Our 2017 climate seminar series continued with a talk by Professor Stephen Briggs, a Senior Adviser in the European Space Agency, who discussed the role that space agencies are making in monitoring climate change from space, and the potential applications of their work for future mitigation.

There are 56 Essential Climate Variables (ECVs), outlined by the Global Climate Observing System (GCOS), which are used to characterise observations and provide a clear message on historical and future climate change. These variables include atmospheric, terrestrial and ocean observations and 50% of them are only visible from space. There are specific requirements for each ECV which all satellite, environmental and other monitoring agencies are adhering to worldwide. The existence of this list of variables is a big step in more well organised and profound observations of climate.

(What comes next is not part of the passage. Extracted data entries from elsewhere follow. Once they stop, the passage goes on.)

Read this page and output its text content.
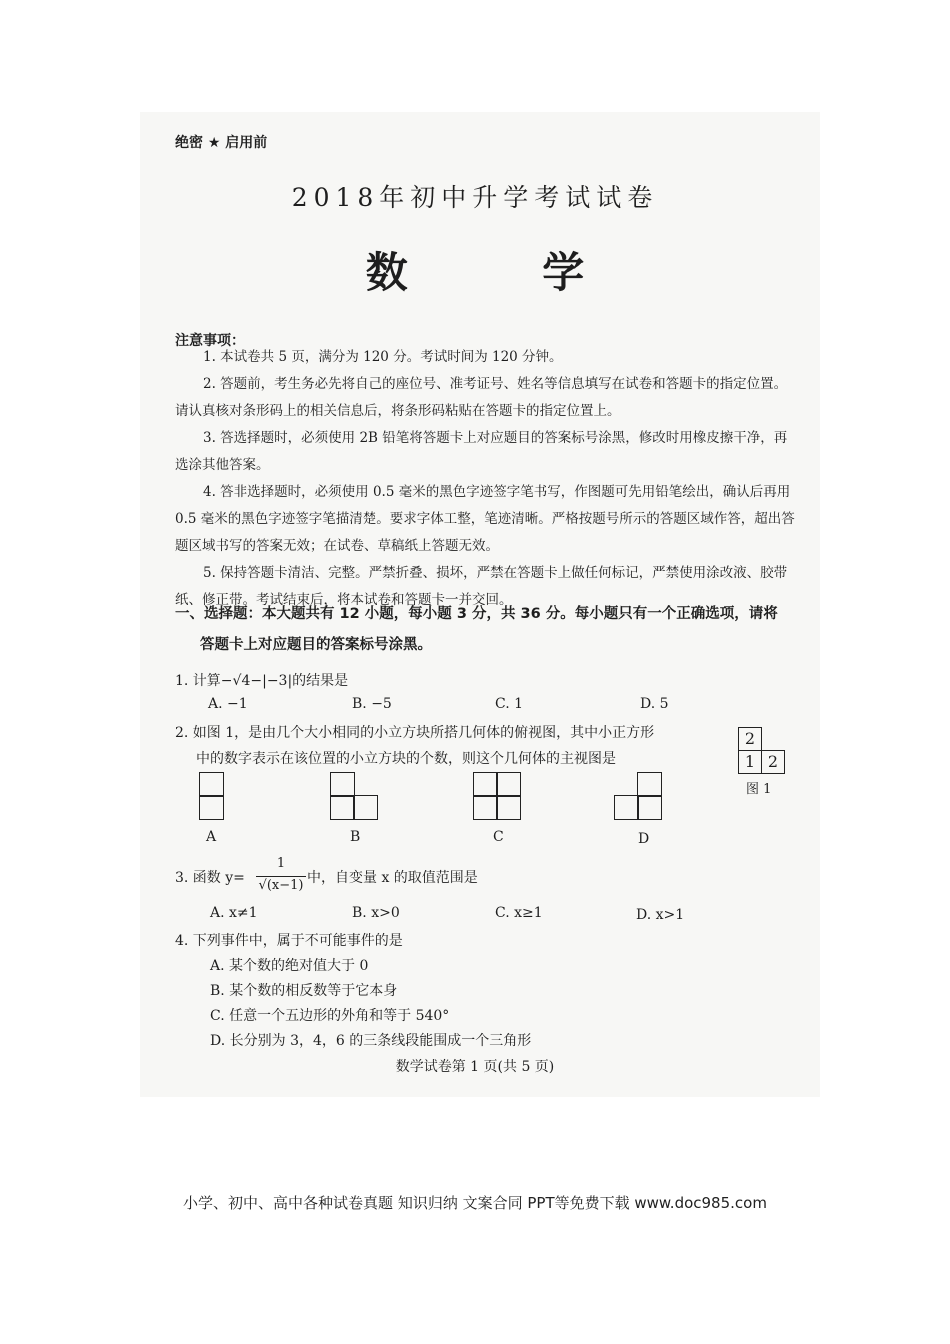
绝密 ★ 启用前
2018年初中升学考试试卷
数 学
注意事项：
1. 本试卷共 5 页，满分为 120 分。考试时间为 120 分钟。
2. 答题前，考生务必先将自己的座位号、准考证号、姓名等信息填写在试卷和答题卡的指定位置。请认真核对条形码上的相关信息后，将条形码粘贴在答题卡的指定位置上。
3. 答选择题时，必须使用 2B 铅笔将答题卡上对应题目的答案标号涂黑，修改时用橡皮擦干净，再选涂其他答案。
4. 答非选择题时，必须使用 0.5 毫米的黑色字迹签字笔书写，作图题可先用铅笔绘出，确认后再用 0.5 毫米的黑色字迹签字笔描清楚。要求字体工整，笔迹清晰。严格按题号所示的答题区域作答，超出答题区域书写的答案无效；在试卷、草稿纸上答题无效。
5. 保持答题卡清洁、完整。严禁折叠、损坏，严禁在答题卡上做任何标记，严禁使用涂改液、胶带纸、修正带。考试结束后，将本试卷和答题卡一并交回。
一、选择题：本大题共有 12 小题，每小题 3 分，共 36 分。每小题只有一个正确选项，请将
答题卡上对应题目的答案标号涂黑。
1. 计算−√4−|−3|的结果是
A. −1	B. −5	C. 1	D. 5
2. 如图 1，是由几个大小相同的小立方块所搭几何体的俯视图，其中小正方形
中的数字表示在该位置的小立方块的个数，则这个几何体的主视图是
2
1 2
图 1
A	B	C	D
3. 函数 y=
1
√(x−1) 中，自变量 x 的取值范围是
A. x≠1	B. x>0	C. x≥1	D. x>1
4. 下列事件中，属于不可能事件的是
A. 某个数的绝对值大于 0
B. 某个数的相反数等于它本身
C. 任意一个五边形的外角和等于 540°
D. 长分别为 3，4，6 的三条线段能围成一个三角形
数学试卷第 1 页(共 5 页)
小学、初中、高中各种试卷真题 知识归纳 文案合同 PPT等免费下载 www.doc985.com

‘This new era is reflecting the fact that the community is trying to respond to a wider variety of drivers for climate observations than in the past.’

Speaking at Christ's College, Cambridge, Professor Briggs reported that 75% of the articles highlighted in the Paris Agreement could have been better informed by space observations. Satellite observations are used to monitor many climate indicators from atmospheric carbon dioxide concentrations to thermal expansion of the oceans and thus, a rise in sea levels. Satellite measurements have also seen a significant reduction in ice mass in the Antarctic over the last 20 years.

Climate modelling is essential for climate adaptation and satellite data provides high resolution observations to improve global circulation model predictions. These observations are also useful for mitigation, for example, allowing countries to estimate their national contribution to emissions from imported fossil fuels and transport. Land use significantly affects a country’s carbon emissions and space agencies can monitor global land use change from space.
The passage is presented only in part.